Award: Lester R. Ford
Year of Award: 2012
Publication Information: The American Mathematical Monthly, vol. 118, no. 4, April 2011, pp. 291-306
Summary (From the Prizes and Awards booklet, MathFest 2012)
The paper begins by considering three coins—a nickel, a dime, and a quarter. A theorem of Apollonius says that another coin can be placed in the region that they bound so that all four coins are mutually tangent. Actually, Apollonius's theorem says more: given any three mutually tangent circles, there are two circles tangent to all three. This paper is about the radii of these circles, investigated through the curvature (reciprocal of the radius). Descartes established a beautiful relation among the five curvatures, and his result implies that the radii of all further circles lie in an extension field of the rationals. (It is generated by just one square root obtained from the three original radii).

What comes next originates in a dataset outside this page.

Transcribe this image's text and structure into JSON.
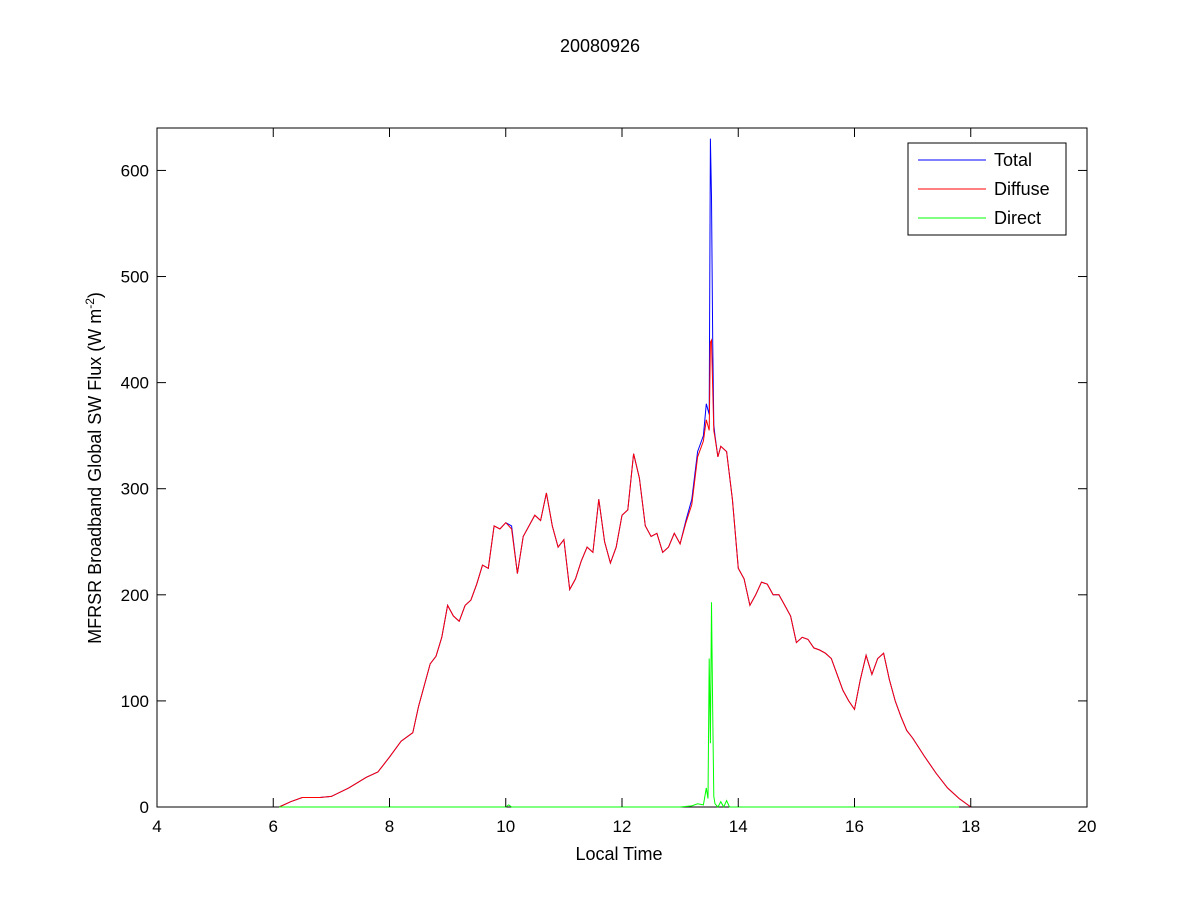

Another consequence of Descartes' result is that when the three original curvatures are all integers and one other elementary condition is satisfied, then all of the subsequent curvatures are integers. This is the point at which this article takes off – it leads to connections with several other areas of mathematics, and the author acquaints the reader with several of these. They include algebra through the Apollonian group, analysis through enumeration and density questions, and number theory through questions on curvatures that are prime.
About the Author: (From the Prizes and Awards booklet, MathFest 2012)
Peter Sarnak is a Professor of Mathematics at Princeton University and the Institute for Advanced Study, Princeton. He received a B.S. degree from the University of Witwatersrand (Johannesburg) and a Ph.D. from Stanford University. His mathematical interests are wide-ranging and his research focuses on problems in number theory, automorphic forms, geometric analysis and related combinatorics, and mathematical physics.